“Bad Luck Way: A Year on The Edge of the West”
In his captivating memoir, “Bad Luck Way: A Year on The Edge of the West,” Bryce Andrews beautifully describes life on the desolate Sun Ranch in southwestern Montana.
Since childhood Andrews has been “obsessed with the West.” After his first trip to Zentz Ranch at age 9, Andrews felt an intrinsic adulation for the land: the immense, open sky; the veiled, jagged points of the Crazy Mountains; boundless prairies, and the irresistible fear of freedom harvested a passion in him he had never experienced before.
Born and raised in the flurry of city life in Seattle, Andrews voluntarily spent every summer toiling on the land at Zentz Ranch for little pay until he turned 18.
Leaving the sovereignty of the whispering plains and infinite, consoling sky, his return trip to Seattle, like so many before, only reinforced his connection with the land: “Whenever I went home to the damp claustrophobia of Seattle, I would dream about big, dry, lonely country.”
His devotion to Montana secures him a six-month position at The Sun Ranch, an establishment dedicated “to integrate ranching into a functional, natural ecosystem.”
Soon, Andrews understands the fine line between defending the livestock and breaking the understood alliance with dwelling predators: “When a person works long enough on a ranch, he comes to suspect that most of the living things that walk or grow on the hills and pastures are either with or against him. Smart cow dogs, calm horses, fertile heifers and thick strands of wheatgrass are on a rancher’s side. Noxious weeds and stock-killing predators stand decidedly against him.”
Andrews’ lyrical style effortlessly floats from one page to the next with exquisite poetic interludes comparing his own journey to that of a lone wolf: “The wolf was not the first of his kind to stake a claim on Squaw Creek, below the sheer rocks of Hilgard Peak.

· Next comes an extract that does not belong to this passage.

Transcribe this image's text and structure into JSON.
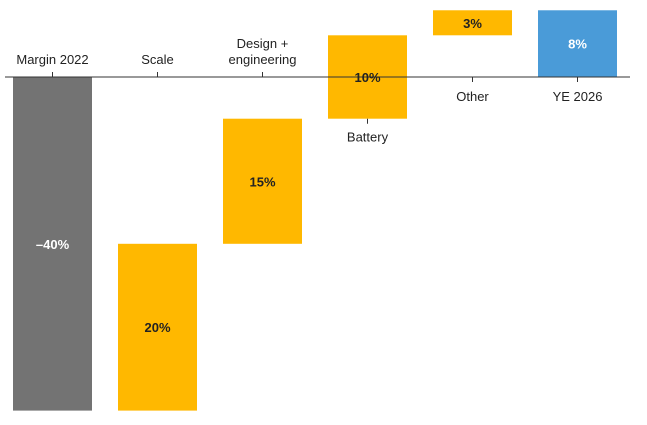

Others, not long gone, had left their mark on the landscape.
As he blundered into the places where they had killed elk and prowled through the mossy wreckage of skeletons, he discovered the best trails from one ridge to another and paused at scent trees that still held the last whiffs of stale urine. In time he found and cautiously entered old dens. Nothing waited for him inside.”
Andrews’ transformative journey is captured with vivid sensory details of the harsh and beautiful realities of living on a Montana ranch while trying to coexist with a local wolf pack. He meticulously weaves the lives of the wolves and the lives on the ranch, provoking the reader to empathize with both parties. From one chapter to the next, Andrews transports the reader to the majestic Montana landscape with prosaic imagery.
A combination of the time-honored, instinctual, and demanding lifestyle of ranch living with heartfelt attachment for creatures both predatory and domestic, this honest and eloquent testimony creates a thought-provoking tale of a life-changing experience.
This commemorative memoir illustrates a contemporary spin on the West while capturing the inescapable brutality of the hard work that shapes what it means to be a cowboy.